By Allan Alach
I welcome suggested articles, so if you come across a gem, email it to me at firstname.lastname@example.org.
This week’s homework!
In Praise of CREATIVITY Parts 1 & 2 (via Tony Gurr)
‘Today, we have guest posts from Chaz Pugliese, a teacher-trainer and musician (he plays a mean blues tune or two) based in Paris. Chaz and I met in Istanbul a few months ago and when I learned his “passion” was allthingsCREATIVITY – I just had to ask how he felt about allthingsBLOGGING! I’m glad I did. Take a read – feel free to contact him at email@example.com.’
What is Education For? Looking for Answers in the Montessori Movement
‘Montessori was a vehicle for seeing what is possible. It showed me that children can learn what they most need by following their own passions. It taught me that the role of adults should be a supportive one that allows children to develop what is already beginning within themselves.’
Nah, let’s have top down standardised education to prepare children to participate in the workforce.
Why are we teaching like it’s 1992?
‘The schools we have inherited were designed for standardisation and industrialisation. Their aim was to turn farmers into factory workers and, on a different social level, to show shopkeepers how to be corporate employees. We have inherited this Industrial Age system of specialised, field-driven, silo-ed, top-down, standardised education. We measure achievement in “bubble tests” where you find the best answer from five possible ones. How does that kind of thinking prepare our students for a world where they can upload or download any thoughts or pictures or movies or music they want?’
What We Know Now and An Alternative to Accountability-Based Education Reform
‘Well into the second decade of the twenty-first century, then, education reform continues a failed tradition of honoring messaging over evidence.
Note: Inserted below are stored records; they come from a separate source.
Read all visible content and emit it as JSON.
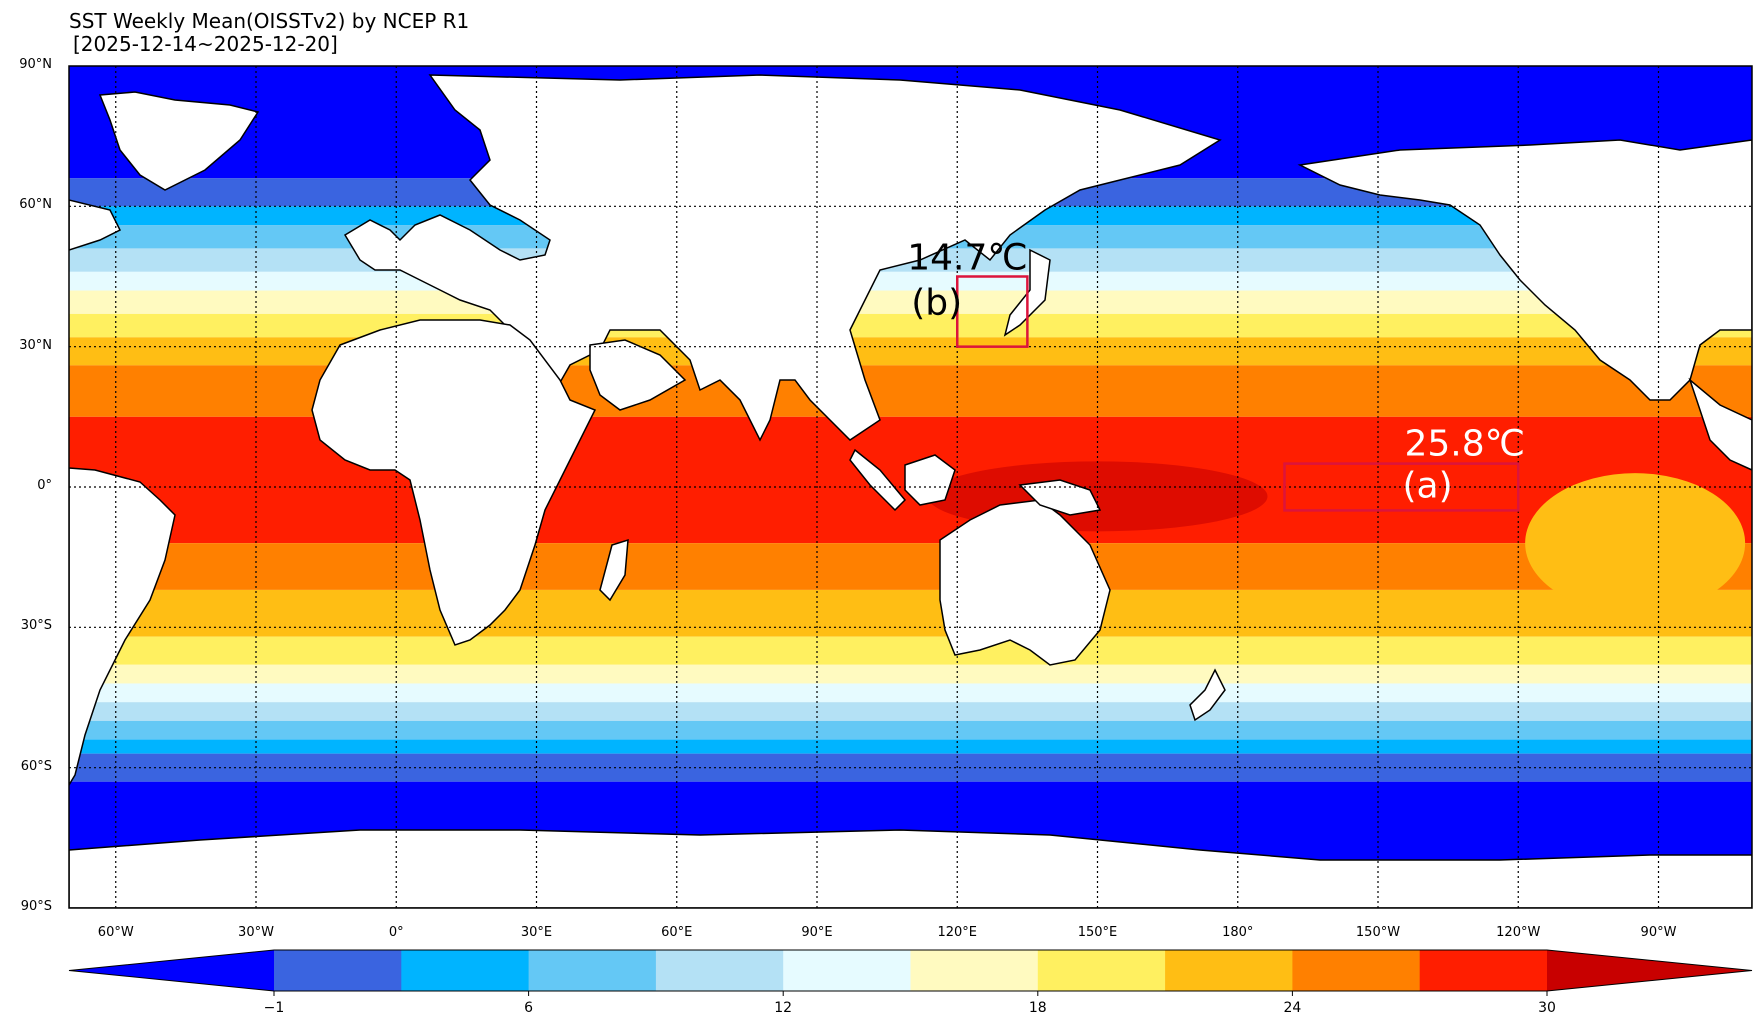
{
  "title": {
    "line1": "SST Weekly Mean(OISSTv2) by NCEP R1",
    "line2": "[2025-12-14~2025-12-20]"
  },
  "lat_labels": [
    "90°N",
    "60°N",
    "30°N",
    "0°",
    "30°S",
    "60°S",
    "90°S"
  ],
  "lon_labels": [
    "60°W",
    "30°W",
    "0°",
    "30°E",
    "60°E",
    "90°E",
    "120°E",
    "150°E",
    "180°",
    "150°W",
    "120°W",
    "90°W"
  ],
  "regions": [
    {
      "id": "a",
      "value_label": "25.8℃",
      "letter": "(a)",
      "lon_range": [
        190,
        240
      ],
      "lat_range": [
        -5,
        5
      ]
    },
    {
      "id": "b",
      "value_label": "14.7℃",
      "letter": "(b)",
      "lon_range": [
        120,
        135
      ],
      "lat_range": [
        30,
        45
      ]
    }
  ],
  "colorbar": {
    "tick_labels": [
      "−1",
      "6",
      "12",
      "18",
      "24",
      "30"
    ],
    "colors": [
      "#0000ff",
      "#3a64e0",
      "#00b4ff",
      "#64c8f5",
      "#b4e1f5",
      "#e6fbff",
      "#fffac0",
      "#fff060",
      "#ffbe14",
      "#ff8000",
      "#ff1e00",
      "#c80000"
    ],
    "extend_low_color": "#0000ff",
    "extend_high_color": "#c80000"
  },
  "colors": {
    "land": "#ffffff",
    "region_box": "#dc143c",
    "label_dark": "#000000",
    "label_light": "#ffffff"
  }
}
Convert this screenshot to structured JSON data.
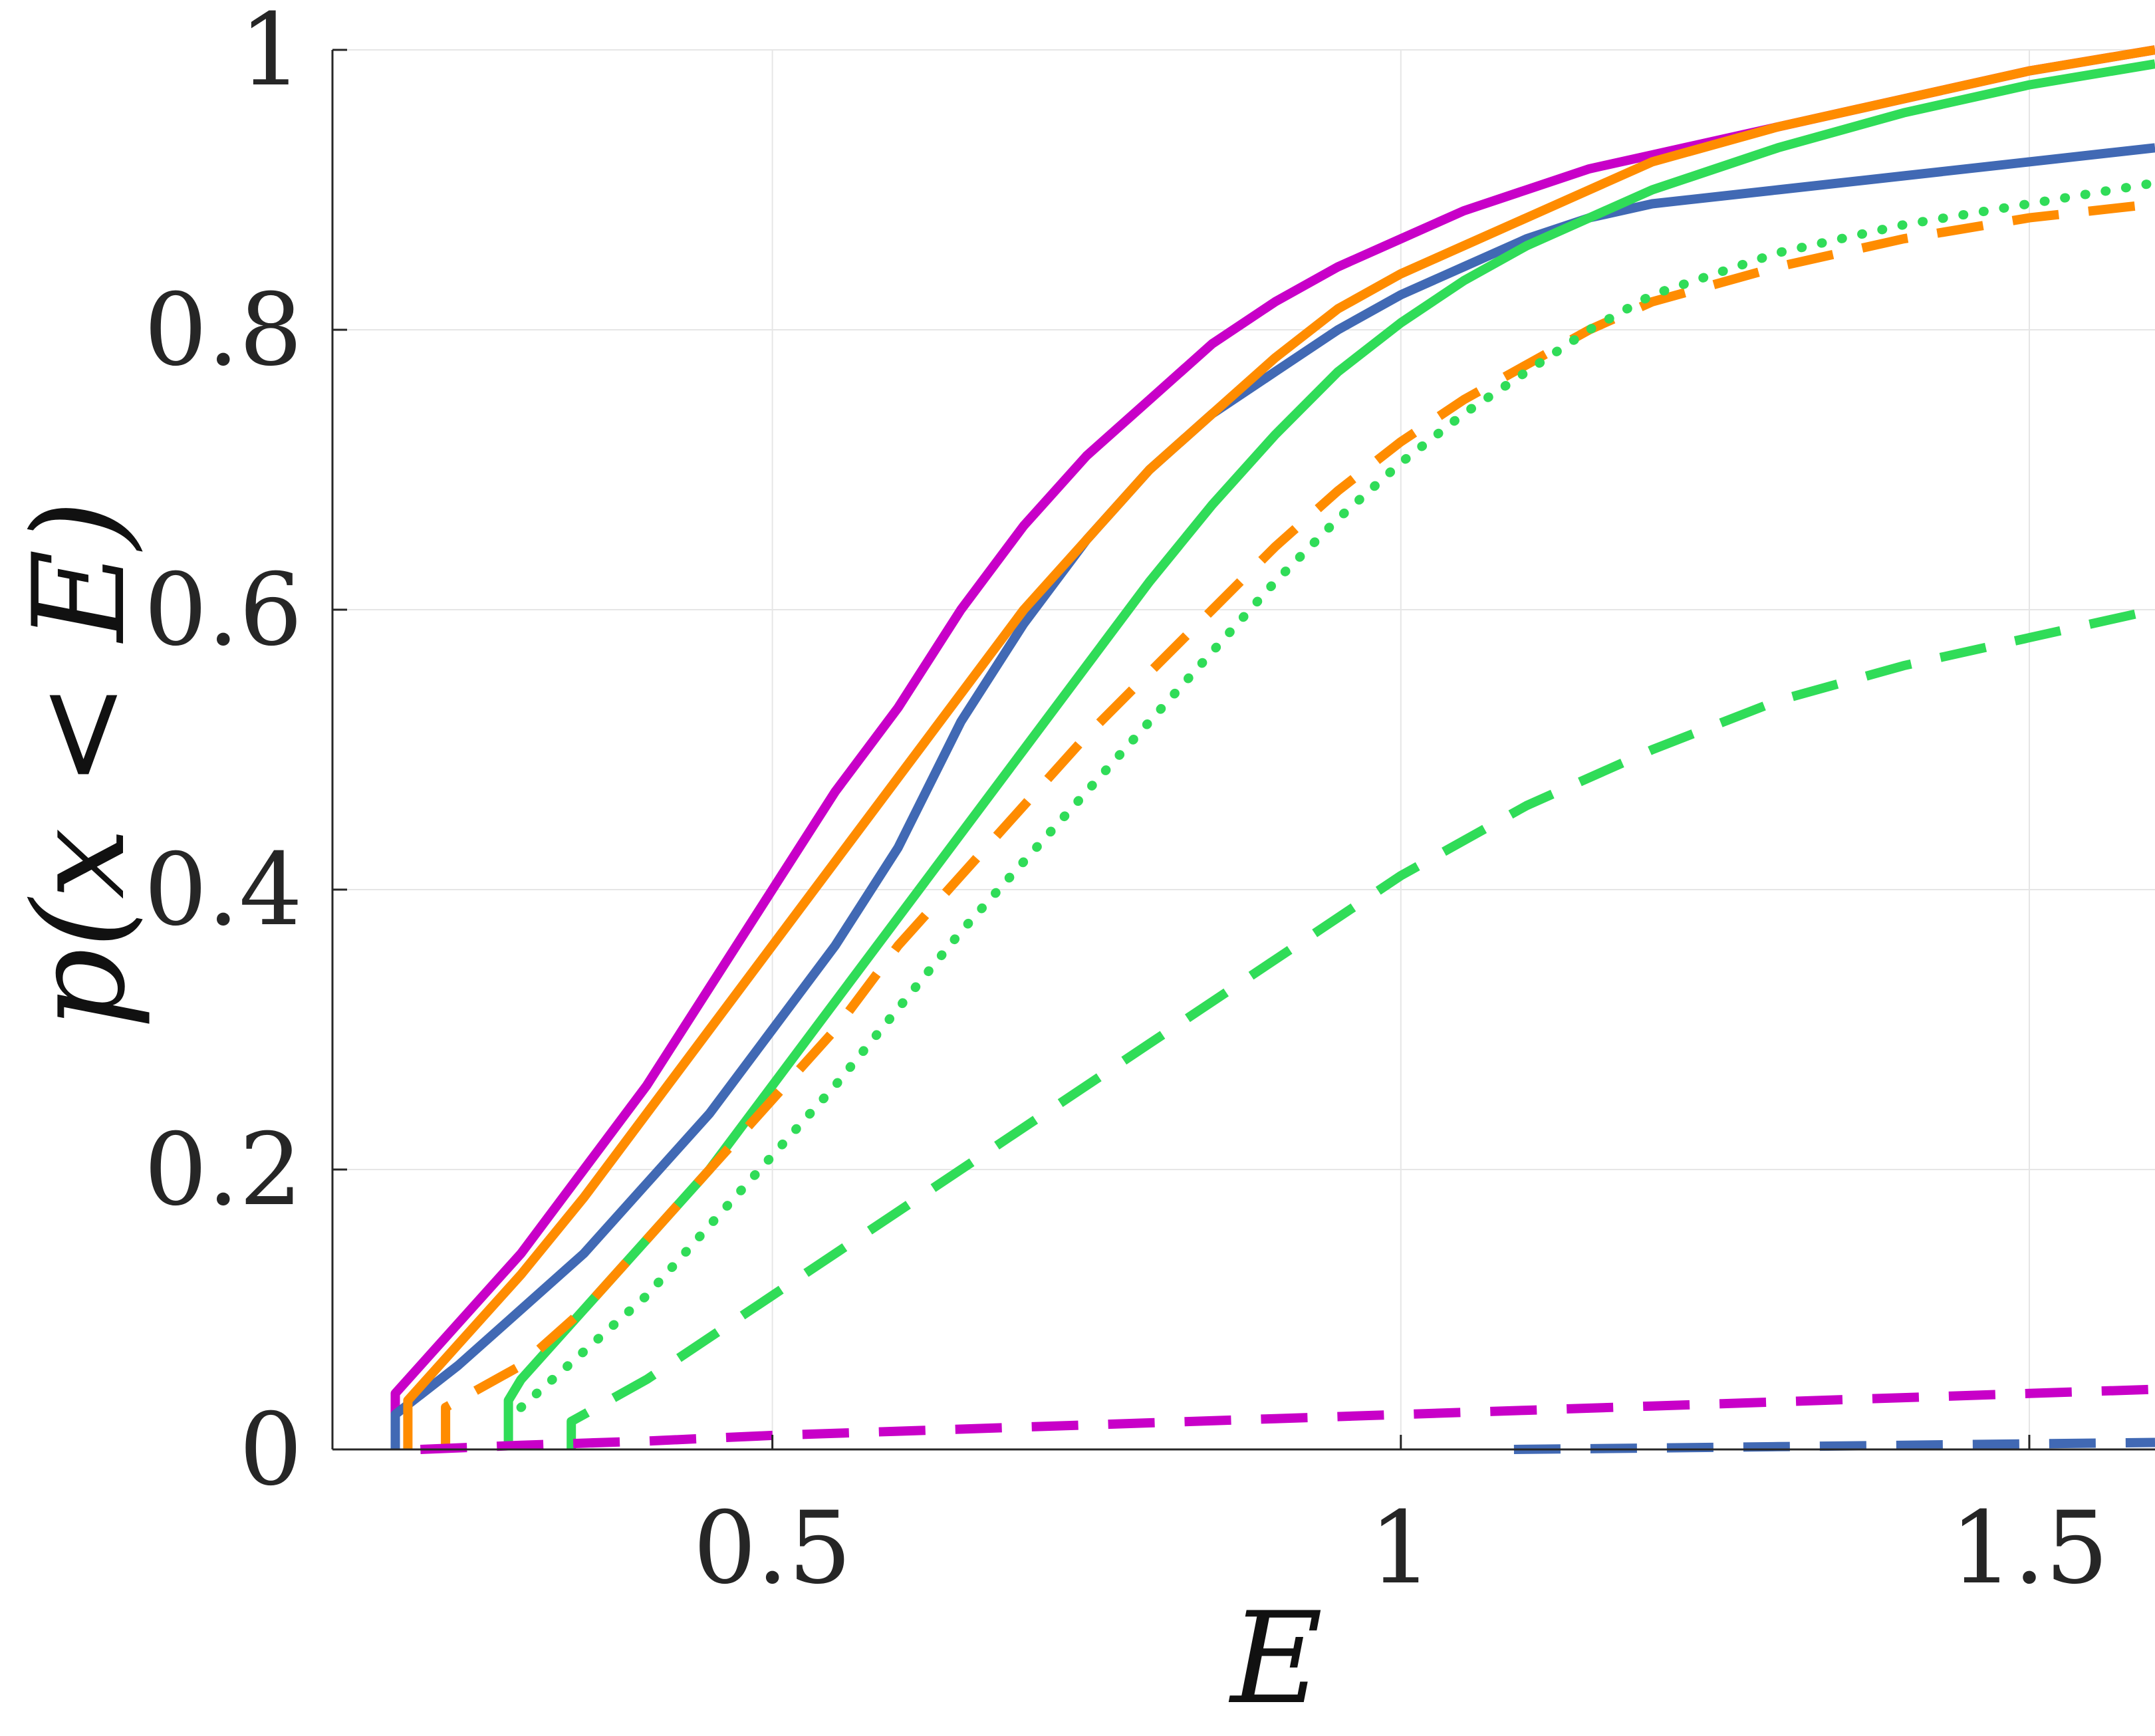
{
  "chart_data": {
    "type": "line",
    "xlabel": "E",
    "ylabel": "p(x < E)",
    "xlim": [
      0.15,
      1.6
    ],
    "ylim": [
      0,
      1
    ],
    "x_ticks": [
      {
        "value": 0.5,
        "label": "0.5"
      },
      {
        "value": 1,
        "label": "1"
      },
      {
        "value": 1.5,
        "label": "1.5"
      }
    ],
    "y_ticks": [
      {
        "value": 0,
        "label": "0"
      },
      {
        "value": 0.2,
        "label": "0.2"
      },
      {
        "value": 0.4,
        "label": "0.4"
      },
      {
        "value": 0.6,
        "label": "0.6"
      },
      {
        "value": 0.8,
        "label": "0.8"
      },
      {
        "value": 1,
        "label": "1"
      }
    ],
    "grid": true,
    "series": [
      {
        "color": "#c800c8",
        "style": "solid",
        "x": [
          0.2,
          0.2,
          0.25,
          0.3,
          0.35,
          0.4,
          0.45,
          0.5,
          0.55,
          0.6,
          0.65,
          0.7,
          0.75,
          0.8,
          0.85,
          0.9,
          0.95,
          1.0,
          1.05,
          1.1,
          1.15,
          1.2,
          1.3,
          1.4,
          1.5,
          1.6
        ],
        "y": [
          0.0,
          0.04,
          0.09,
          0.14,
          0.2,
          0.26,
          0.33,
          0.4,
          0.47,
          0.53,
          0.6,
          0.66,
          0.71,
          0.75,
          0.79,
          0.82,
          0.845,
          0.865,
          0.885,
          0.9,
          0.915,
          0.925,
          0.945,
          0.965,
          0.985,
          1.0
        ]
      },
      {
        "color": "#4169b4",
        "style": "solid",
        "x": [
          0.2,
          0.2,
          0.25,
          0.3,
          0.35,
          0.4,
          0.45,
          0.5,
          0.55,
          0.6,
          0.65,
          0.7,
          0.75,
          0.8,
          0.85,
          0.9,
          0.95,
          1.0,
          1.05,
          1.1,
          1.15,
          1.2,
          1.3,
          1.4,
          1.5,
          1.6
        ],
        "y": [
          0.0,
          0.025,
          0.06,
          0.1,
          0.14,
          0.19,
          0.24,
          0.3,
          0.36,
          0.43,
          0.52,
          0.59,
          0.65,
          0.7,
          0.74,
          0.77,
          0.8,
          0.825,
          0.845,
          0.865,
          0.88,
          0.89,
          0.9,
          0.91,
          0.92,
          0.93
        ]
      },
      {
        "color": "#ff8c00",
        "style": "solid",
        "x": [
          0.21,
          0.21,
          0.25,
          0.3,
          0.35,
          0.4,
          0.45,
          0.5,
          0.55,
          0.6,
          0.65,
          0.7,
          0.75,
          0.8,
          0.85,
          0.9,
          0.95,
          1.0,
          1.05,
          1.1,
          1.15,
          1.2,
          1.3,
          1.4,
          1.5,
          1.6
        ],
        "y": [
          0.0,
          0.035,
          0.075,
          0.125,
          0.18,
          0.24,
          0.3,
          0.36,
          0.42,
          0.48,
          0.54,
          0.6,
          0.65,
          0.7,
          0.74,
          0.78,
          0.815,
          0.84,
          0.86,
          0.88,
          0.9,
          0.92,
          0.945,
          0.965,
          0.985,
          1.0
        ]
      },
      {
        "color": "#30dc58",
        "style": "solid",
        "x": [
          0.29,
          0.29,
          0.3,
          0.35,
          0.4,
          0.45,
          0.5,
          0.55,
          0.6,
          0.65,
          0.7,
          0.75,
          0.8,
          0.85,
          0.9,
          0.95,
          1.0,
          1.05,
          1.1,
          1.15,
          1.2,
          1.3,
          1.4,
          1.5,
          1.6
        ],
        "y": [
          0.0,
          0.035,
          0.05,
          0.1,
          0.15,
          0.2,
          0.26,
          0.32,
          0.38,
          0.44,
          0.5,
          0.56,
          0.62,
          0.675,
          0.725,
          0.77,
          0.805,
          0.835,
          0.86,
          0.88,
          0.9,
          0.93,
          0.955,
          0.975,
          0.99
        ]
      },
      {
        "color": "#ff8c00",
        "style": "dashed",
        "x": [
          0.24,
          0.24,
          0.3,
          0.35,
          0.4,
          0.45,
          0.5,
          0.55,
          0.6,
          0.65,
          0.7,
          0.75,
          0.8,
          0.85,
          0.9,
          0.95,
          1.0,
          1.05,
          1.1,
          1.15,
          1.2,
          1.3,
          1.4,
          1.5,
          1.6
        ],
        "y": [
          0.0,
          0.03,
          0.06,
          0.1,
          0.15,
          0.2,
          0.25,
          0.3,
          0.36,
          0.41,
          0.46,
          0.51,
          0.555,
          0.6,
          0.645,
          0.685,
          0.72,
          0.75,
          0.775,
          0.8,
          0.82,
          0.845,
          0.865,
          0.88,
          0.89
        ]
      },
      {
        "color": "#30dc58",
        "style": "dotted",
        "x": [
          0.3,
          0.35,
          0.4,
          0.45,
          0.5,
          0.55,
          0.6,
          0.65,
          0.7,
          0.75,
          0.8,
          0.85,
          0.9,
          0.95,
          1.0,
          1.05,
          1.1,
          1.15,
          1.2,
          1.3,
          1.4,
          1.5,
          1.6
        ],
        "y": [
          0.03,
          0.07,
          0.11,
          0.16,
          0.21,
          0.26,
          0.315,
          0.37,
          0.42,
          0.47,
          0.52,
          0.57,
          0.62,
          0.665,
          0.705,
          0.74,
          0.77,
          0.8,
          0.825,
          0.855,
          0.875,
          0.89,
          0.905
        ]
      },
      {
        "color": "#30dc58",
        "style": "dashed",
        "x": [
          0.34,
          0.34,
          0.4,
          0.5,
          0.6,
          0.7,
          0.8,
          0.9,
          1.0,
          1.1,
          1.2,
          1.3,
          1.4,
          1.5,
          1.6
        ],
        "y": [
          0.0,
          0.02,
          0.05,
          0.11,
          0.17,
          0.23,
          0.29,
          0.35,
          0.41,
          0.46,
          0.5,
          0.535,
          0.56,
          0.58,
          0.6
        ]
      },
      {
        "color": "#c800c8",
        "style": "dashed",
        "x": [
          0.22,
          0.3,
          0.4,
          0.5,
          0.6,
          0.7,
          0.8,
          0.9,
          1.0,
          1.1,
          1.2,
          1.3,
          1.4,
          1.5,
          1.6
        ],
        "y": [
          0.0,
          0.003,
          0.006,
          0.01,
          0.013,
          0.016,
          0.019,
          0.022,
          0.025,
          0.028,
          0.031,
          0.034,
          0.037,
          0.04,
          0.043
        ]
      },
      {
        "color": "#4169b4",
        "style": "dashed",
        "x": [
          1.09,
          1.2,
          1.3,
          1.4,
          1.5,
          1.6
        ],
        "y": [
          0.0,
          0.001,
          0.002,
          0.003,
          0.004,
          0.005
        ]
      }
    ]
  }
}
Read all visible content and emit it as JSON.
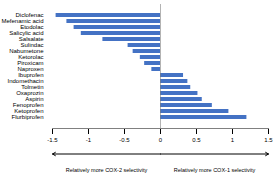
{
  "chart_data": {
    "type": "bar",
    "orientation": "horizontal",
    "categories": [
      "Diclofenac",
      "Mefenamic acid",
      "Etodolac",
      "Salicylic acid",
      "Salsalate",
      "Sulindac",
      "Nabumetone",
      "Ketorolac",
      "Piroxicam",
      "Naproxen",
      "Ibuprofen",
      "Indomethacin",
      "Tolmetin",
      "Oxaprozin",
      "Aspirin",
      "Fenoprofen",
      "Ketoprofen",
      "Flurbiprofen"
    ],
    "values": [
      -1.45,
      -1.3,
      -1.2,
      -1.1,
      -0.8,
      -0.45,
      -0.38,
      -0.28,
      -0.22,
      -0.12,
      0.32,
      0.38,
      0.42,
      0.52,
      0.58,
      0.72,
      0.95,
      1.2
    ],
    "color": "#4472C4",
    "xlim": [
      -1.5,
      1.5
    ],
    "xticks": [
      -1.5,
      -1,
      -0.5,
      0,
      0.5,
      1,
      1.5
    ],
    "grid": false,
    "annotations": [
      "Relatively more COX-2 selectivity",
      "Relatively more COX-1 selectivity"
    ]
  }
}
Neither the claims made about educational failures, nor the solutions for education reform policy today are supported by large bodies of compelling research.’
Deck Chairs on the Titanic Failure of American Education
‘Actual children, as opposed to the abstraction of children as seen in policy debate, are not “standard.” Anyone with a rudimentary understanding of child development knows that children learn in different ways and different times.’
While this article is about the USA, it’s very relevant to any GERM infected country.
Start funding college [university] like high school
‘Yet, even though the 21st century economy is clearly telling us that “the college degree is becoming the new high school diploma,” we do not have the same funding model or outlook for college. Instead, we still predicate access to higher education on a student’s wealth and/or their willingness to go into crushing debt.’
Why All Students Should Write: A Neurological Explanation For Literacy
‘Writing promotes the brain’s attentive focus to class work and homework, promotes long-term memory, illuminates patterns (possibly even “aha” moment insight!), includes all students as participants, gives the brain time for reflection, and when well-guided, is a source of conceptual development and stimulus of the brain’s highest cognition.’
Bruce Hammonds is an enthusiast for inquiry learning. Here’s a selection of links from Bruce that expand on this process:
How to Trigger Students’ Inquiry Through Projects
‘When students engage in quality projects, they develop knowledge, skills, and dispositions that serve them in the moment and in the long term. Unfortunately, not all projects live up to their potential. Sometimes the problem lies in the design process. It’s easy to jump directly into planning the activities students will engage in without addressing important elements that will affect the overall quality of the project.’
Creating Classrooms We Need: 8 Ways Into Inquiry Learning
‘If kids can access information from sources other than school, and if school is no longer the only place where information lives, what, then happens to the role of this institution?’
Basing education around student inquiry.
‘PBL is a far more evolved method of instruction. Well-executed PBL begins with the recognition that, as in the real world, it’s often difficult to distinguish between acquiring information and using it. Students learn knowledge and elements of the core curriculum, but also apply what they know to solve authentic problems and produce results that matter. Students focus on a problem or challenge, work in teams to find a solution to the problem, and often exhibit their work to an adult audience at the end of the project.’